In her comments while awarding him the Order of the Long Leaf Pine for his courage, she specifically referenced Barber's work with the Wake County School Board.
"I was completely shocked and appalled," said Kathleen Brennan with Wake Cares.
Wake Cares is a community group that says it worked hard to get the new school board majority elected to stop annual reassignments, mandatory year-round schools and end the diversity policy -- which Brennan says she feels wasn't helping lower income students succeed.
It is the same diversity policy Rev. Barber is fighting to have re-instated. He's rallied, protested and has been arrested at the Wake County school board office twice to stop the move toward community schools, fearing it will lead to re-segregation. Some say he has even referred to the new board majority the anti-diversity gang of five.
"For the highest elected official in the state to give someone an award who is trying to undermine what these officials are elected to do, I just frankly don't understand that," Brennan said.
The Governor even recognized during the ceremony that Barber's courage draws criticism.
"When one does what one believes in and is not afraid to rock the boat, one also has enemies everywhere," Perdue said.

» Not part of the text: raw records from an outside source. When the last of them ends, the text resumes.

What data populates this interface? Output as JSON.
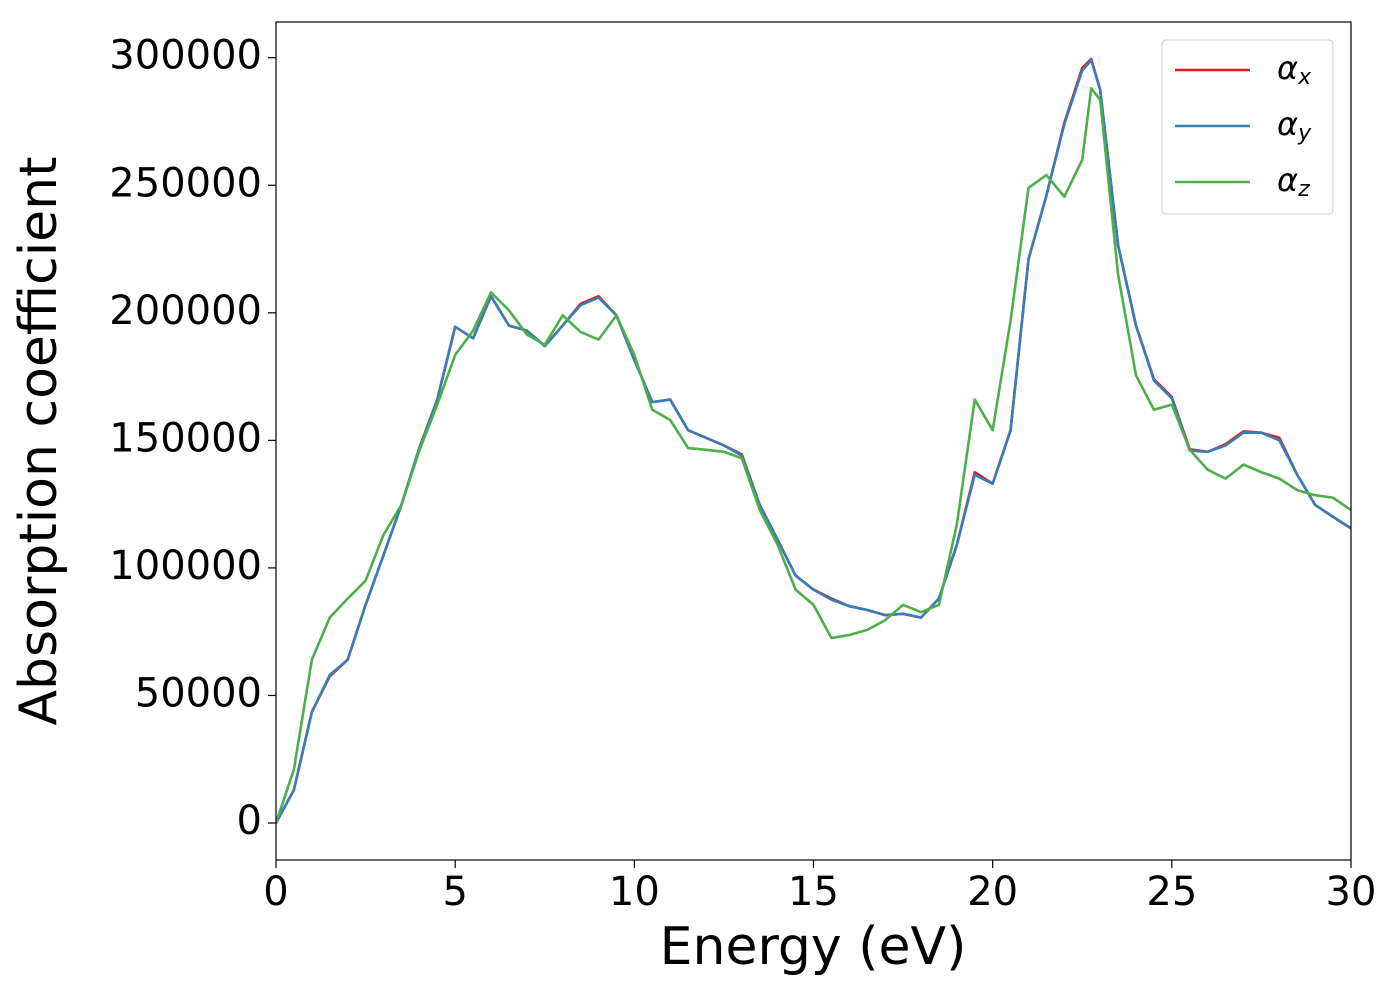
{
  "chart_data": {
    "type": "line",
    "xlabel": "Energy (eV)",
    "ylabel": "Absorption coefficient",
    "x": [
      0,
      0.5,
      1,
      1.5,
      2,
      2.5,
      3,
      3.5,
      4,
      4.5,
      5,
      5.5,
      6,
      6.5,
      7,
      7.5,
      8,
      8.5,
      9,
      9.5,
      10,
      10.5,
      11,
      11.5,
      12,
      12.5,
      13,
      13.5,
      14,
      14.5,
      15,
      15.5,
      16,
      16.5,
      17,
      17.5,
      18,
      18.5,
      19,
      19.5,
      20,
      20.5,
      21,
      21.5,
      22,
      22.5,
      22.75,
      23,
      23.5,
      24,
      24.5,
      25,
      25.5,
      26,
      26.5,
      27,
      27.5,
      28,
      28.5,
      29,
      29.5,
      30
    ],
    "series": [
      {
        "name": "αx",
        "color": "#e41a1c",
        "values": [
          0,
          13000,
          43500,
          57500,
          64000,
          85500,
          105000,
          124700,
          147000,
          166000,
          194500,
          190000,
          206500,
          195000,
          193000,
          187000,
          195000,
          203500,
          206500,
          199000,
          181500,
          165000,
          166000,
          154000,
          151000,
          148000,
          144500,
          124700,
          111000,
          97000,
          91500,
          88000,
          85000,
          83500,
          81500,
          82000,
          80500,
          88000,
          109000,
          137500,
          133000,
          154000,
          221000,
          246000,
          274500,
          296000,
          299500,
          287500,
          226500,
          195000,
          174000,
          167000,
          146500,
          145500,
          148500,
          153500,
          153000,
          151000,
          136500,
          124700,
          120000,
          115500
        ]
      },
      {
        "name": "αy",
        "color": "#377eb8",
        "values": [
          0,
          13000,
          43500,
          58000,
          64000,
          85500,
          105000,
          124700,
          147000,
          166000,
          194500,
          190000,
          206500,
          195000,
          193000,
          187000,
          195000,
          203000,
          206000,
          199000,
          181500,
          165000,
          166000,
          154000,
          151000,
          148000,
          144000,
          124700,
          111000,
          97000,
          91500,
          87500,
          85000,
          83500,
          81500,
          82000,
          80500,
          88000,
          109000,
          136500,
          133000,
          154000,
          221000,
          246000,
          274000,
          295000,
          299000,
          287500,
          226500,
          195000,
          173500,
          166500,
          146000,
          145500,
          148000,
          153000,
          153000,
          150000,
          136500,
          124700,
          120000,
          115500
        ]
      },
      {
        "name": "αz",
        "color": "#4daf4a",
        "values": [
          0,
          21000,
          64000,
          80500,
          88000,
          95000,
          113000,
          124700,
          146000,
          164000,
          183500,
          193000,
          208000,
          201000,
          191500,
          187500,
          199000,
          192500,
          189500,
          199000,
          183500,
          162000,
          158000,
          147000,
          146300,
          145500,
          143000,
          122700,
          109000,
          91500,
          85500,
          72500,
          73700,
          75700,
          79500,
          85500,
          82700,
          85500,
          117000,
          166000,
          154000,
          197000,
          249000,
          254000,
          245500,
          260000,
          288000,
          283500,
          215000,
          175500,
          162000,
          164000,
          146300,
          138500,
          135000,
          140500,
          137500,
          135000,
          130500,
          128500,
          127500,
          122700
        ]
      }
    ],
    "xlim": [
      0,
      30
    ],
    "xticks": [
      0,
      5,
      10,
      15,
      20,
      25,
      30
    ],
    "ylim": [
      -14500,
      314000
    ],
    "yticks": [
      0,
      50000,
      100000,
      150000,
      200000,
      250000,
      300000
    ],
    "grid": false,
    "legend": "upper right"
  }
}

But some groups, like the Great Schools in Wake Coalition, have been working with the NAACP to stop some of the sweeping changes by the board majority.
"I think anyone who speaks out like that, I think deserves to be noted by the community as an advocate for all children," said Patty Williams with Great Schools in Wake Coalition.
ABC11 Eyewitness News reached out to members of the board majority -- who Reverend Barber has called out by name on a regular basis -- those who did return calls said they felt the award is a political move and they did not want to comment.